I was surprised by this new phrase made by my friend Siva

“Plans can fail but you cannot”

He said this with no great visible thought process, but how thoughtful this is.

This was a revealing moment when I was feeling that my plans always fail. But its not about the plans failing or specifically “my” planning getting failed. It was the plan which was destined to fail. It was a default criteria for the plan to go through the process of failure in the very least. It was the first step of the planning process. This was the condition by default. This was a position that a plan cannot miss or even try escape.

The failure of the plan is the stepping stone for the plan to prosper. The plan here cannot be something personal. In this sense , the planner has to keep himself detached from the plan. It is not personal at all.

The plan is set a standard different and not compared or constrained by the background of the planner. The plan is a stand alone entity. It has to be viewed as an whole entity in itself.

So what do you do when a plan fails, start building it again.

(image taken from www.g21.com.au )

Some may think that this idea is of making the vision narrower and see the specifics and keep the overall outline away. This is not the case. For even an average planning process that is devoid of a belonging to a bigger system, the idea of considering the plan as a closed system works. The plan is a means to itself. It is the beginning, it is the starting point. It is not the end in itself. A plan is constrained by the plan itself, in this way it is not dependent on the planner, the planning process, the thoughts, the environmental variables, the consideration and implications by related systems or the effect of the overall system on it. Such a thinking is made possible because plan is considered as a verbal form of thought process. It is completely qualitative and devoid of existence. It is in paper, in bits and bytes but not in physical , realised, implemented or developed form.
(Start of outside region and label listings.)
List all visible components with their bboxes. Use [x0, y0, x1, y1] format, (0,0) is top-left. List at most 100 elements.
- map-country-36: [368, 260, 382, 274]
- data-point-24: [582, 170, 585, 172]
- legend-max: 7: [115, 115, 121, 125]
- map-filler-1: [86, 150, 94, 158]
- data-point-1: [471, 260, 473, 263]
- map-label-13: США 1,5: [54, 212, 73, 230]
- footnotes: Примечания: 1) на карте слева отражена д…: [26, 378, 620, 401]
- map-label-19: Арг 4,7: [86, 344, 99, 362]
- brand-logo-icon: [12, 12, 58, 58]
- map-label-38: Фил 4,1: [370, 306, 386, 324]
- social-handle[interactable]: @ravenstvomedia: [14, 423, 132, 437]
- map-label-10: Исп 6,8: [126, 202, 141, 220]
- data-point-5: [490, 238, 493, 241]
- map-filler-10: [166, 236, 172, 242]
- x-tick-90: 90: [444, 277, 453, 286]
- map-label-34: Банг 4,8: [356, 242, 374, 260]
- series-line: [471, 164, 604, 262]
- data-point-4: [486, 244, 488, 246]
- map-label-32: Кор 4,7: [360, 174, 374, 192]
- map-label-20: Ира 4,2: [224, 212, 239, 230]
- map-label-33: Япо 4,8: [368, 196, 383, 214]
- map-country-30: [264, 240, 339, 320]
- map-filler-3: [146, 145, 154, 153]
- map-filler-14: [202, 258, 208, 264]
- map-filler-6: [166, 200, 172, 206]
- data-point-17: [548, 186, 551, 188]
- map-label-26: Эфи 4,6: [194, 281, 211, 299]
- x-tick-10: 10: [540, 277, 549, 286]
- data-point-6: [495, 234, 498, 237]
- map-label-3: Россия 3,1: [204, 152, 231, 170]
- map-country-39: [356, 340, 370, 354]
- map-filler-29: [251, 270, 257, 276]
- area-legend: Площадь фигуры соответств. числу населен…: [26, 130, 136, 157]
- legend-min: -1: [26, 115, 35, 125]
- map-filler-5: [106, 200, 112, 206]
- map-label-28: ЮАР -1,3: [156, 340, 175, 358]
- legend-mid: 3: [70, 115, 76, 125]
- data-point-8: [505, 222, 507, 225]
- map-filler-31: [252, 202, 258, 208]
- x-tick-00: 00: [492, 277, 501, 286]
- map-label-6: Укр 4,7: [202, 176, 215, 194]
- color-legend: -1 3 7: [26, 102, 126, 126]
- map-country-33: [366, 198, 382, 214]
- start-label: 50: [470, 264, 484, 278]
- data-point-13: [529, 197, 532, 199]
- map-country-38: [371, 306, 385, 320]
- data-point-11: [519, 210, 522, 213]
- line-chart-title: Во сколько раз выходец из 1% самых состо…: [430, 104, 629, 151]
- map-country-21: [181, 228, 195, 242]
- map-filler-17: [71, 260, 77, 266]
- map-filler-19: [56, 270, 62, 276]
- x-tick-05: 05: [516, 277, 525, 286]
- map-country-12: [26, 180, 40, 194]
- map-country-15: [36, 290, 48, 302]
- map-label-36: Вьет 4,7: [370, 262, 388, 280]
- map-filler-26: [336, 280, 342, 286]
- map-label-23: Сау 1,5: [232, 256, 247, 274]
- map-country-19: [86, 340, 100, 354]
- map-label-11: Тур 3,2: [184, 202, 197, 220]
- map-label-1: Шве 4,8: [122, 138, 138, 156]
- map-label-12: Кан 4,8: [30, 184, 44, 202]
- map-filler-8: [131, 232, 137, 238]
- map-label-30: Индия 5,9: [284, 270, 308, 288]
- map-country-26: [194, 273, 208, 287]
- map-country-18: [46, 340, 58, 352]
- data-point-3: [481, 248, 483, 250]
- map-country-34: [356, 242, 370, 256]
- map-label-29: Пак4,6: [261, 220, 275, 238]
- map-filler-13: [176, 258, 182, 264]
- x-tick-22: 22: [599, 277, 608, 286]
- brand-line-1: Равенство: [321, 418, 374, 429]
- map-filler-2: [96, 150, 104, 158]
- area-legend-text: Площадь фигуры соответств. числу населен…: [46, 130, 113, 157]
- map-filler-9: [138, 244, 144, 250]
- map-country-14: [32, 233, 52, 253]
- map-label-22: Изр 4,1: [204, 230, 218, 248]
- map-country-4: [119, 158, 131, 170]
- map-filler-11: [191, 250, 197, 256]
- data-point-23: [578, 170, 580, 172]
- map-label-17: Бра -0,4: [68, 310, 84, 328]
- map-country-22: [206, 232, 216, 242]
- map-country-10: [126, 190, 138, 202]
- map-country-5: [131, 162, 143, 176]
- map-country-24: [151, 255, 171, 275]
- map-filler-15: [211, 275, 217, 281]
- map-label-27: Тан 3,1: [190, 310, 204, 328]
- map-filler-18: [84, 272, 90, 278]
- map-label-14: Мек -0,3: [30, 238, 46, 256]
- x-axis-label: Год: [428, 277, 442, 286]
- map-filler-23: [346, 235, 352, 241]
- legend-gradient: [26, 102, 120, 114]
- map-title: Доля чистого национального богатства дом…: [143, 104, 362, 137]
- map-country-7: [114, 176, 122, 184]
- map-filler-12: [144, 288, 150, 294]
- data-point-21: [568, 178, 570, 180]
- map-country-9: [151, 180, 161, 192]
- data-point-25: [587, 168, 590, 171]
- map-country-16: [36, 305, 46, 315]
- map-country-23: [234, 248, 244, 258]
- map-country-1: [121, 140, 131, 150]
A plan can then very well fail. It has the potential to and it is always tending to fail. This may be a version of the Murphy’s law. but not that straight forward. Anything that can go wrong, will go wrong” says Murphy’s law. But according to Siva only the “Plan can fail, the person cannot”. A person involved in planning should not be bogged down by the implications of a failed plan. The same way the law of detachment of Bhagavad Gita or the Vedas could tell us the importance of freeing ourselves from the idea that we feel we own.

(image taken from http://www.candocareersolutions.ca/business-plan-writer.jpg)

There is a concept that the employee performance improves when a sense of belonging develops between the work and the worker. This belonging should be kept at a safe distance that the work and plan does not keep you too much engaged that the plan or work would be the reason for everything. This explanation could be disputed, due to varied nature of human thought process.

Nevertheless, what Siva said holds true “Plans can fail, but you cannot”.